Existing on the boundary between abstraction and naturalism, the landscapes of Mari Eastman and Dee Ferris offer viewers a fantastical vision rendered with flowing textures and lyrical colours. Exhibiting a great poetic presence, there is an overarching sensation of the nostalgic elusiveness of a distant memory. The luscious abstraction that initially strikes viewers gradually gives way, as one makes out the mere glimpses of the subjects that both artists present. In Dee Ferris' s Well Hung and Pale White Tan one can make out the hint of a figure, and the same stands for the dog in Ideal Homes I. These forms are swallowed by the vast colour fields around them, emerging out of the pearlescent mists of the canvas. Ferriss particularly emotional use of colour reminds us of the great English painter William Turner. Turners renowned visceral storms are referenced in Ferriss landscapes as the artist explores the reflections of the light on the water and the leaves around it. Yet in Ferriss works, the relationship between human and nature has shifted. A landscape that was once sublime and threatening now appears tamed and peaceful. Equally, in Eastmans Apocalypse Now Redux the cerebral power of paint echoes the sentimental nature of landscape. This work enchants the viewer with its vibrant colour, and it is only through the title that it becomes apparent it is in fact a kitsch reworking of the sunlit landscape on the famous poster for the cult movie classic.
All three works offer a profoundly emotive and atmospheric quality. Both artists marry tones and hues together with seamless dexterity, and their loose brushwork suggests a kind of blurring of the image. This ensures the paintings are freed from any predictable appeal and conventional meaning, becoming something new and undefined. The beautifully worked surfaces are immensely alluring, and the nebulous brushwork invokes a sense of longing.

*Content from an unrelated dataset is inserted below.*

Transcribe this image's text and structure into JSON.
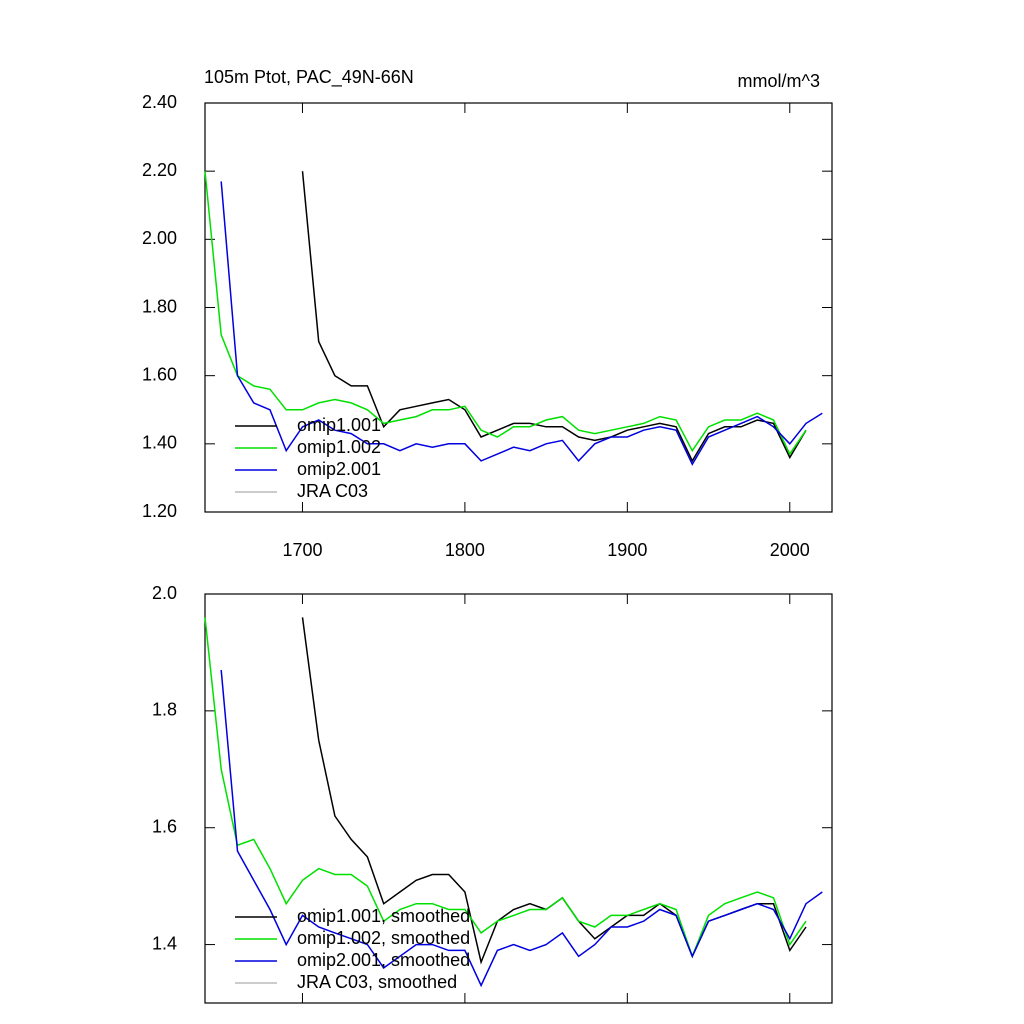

This is heightened by the scenes themselves, in which the landscape is presented as an idea rather than location, with emotive desire taking precedence over nature. In all works, there is a sense of drama and an over the top sentimentality that contributes to the somewhat kitsch results, heightened by the inclusion of glitter on the surface of Apocalypse Now Redux. A form of contemporary romanticism, these scenes offer an alternative reality, inviting viewers to step into a dream-like world of emotional excess. Eastmans April and Bunny stretch this to the limits. Taking as her subject matter a kitten and bunny rabbit, she has intentionally presented viewers with the ultimate in whimsical beauty. Referencing kitsch traditions, Eastman knowingly brings it into the world of contemporary art, marrying her masterful painterly technique with the subject matter in a form of perfect unison.
These five works are portals to enticing worlds that delicately unravel in front of our eyes, sometimes leaving behind characters that have been lost in the transition from real to imaginary. In Dee Ferriss Hallelujah the forms that can be seen in Well Hung and Pale White Tan and Ideal Homes I have seemingly dissolved into the paint surface, their traces left in the blotted, almost liquisecent colours that bleed into the canvas. As if all the works have gradually been blurring over time, the figurative elements such as the kitten, the bunny, along with the two standing figures speak of an extreme ductility in medium as a tension between reality and fantasy, figuration and abstraction. In this way, Well Hung and Pale White Tan, Ideal Homes I, Hallelujah and Apocalypse Now Redux present landscapes as ideas rather than locations, embodying and presenting an artificial perfection which emphasises the supremacy of emotive desire over nature.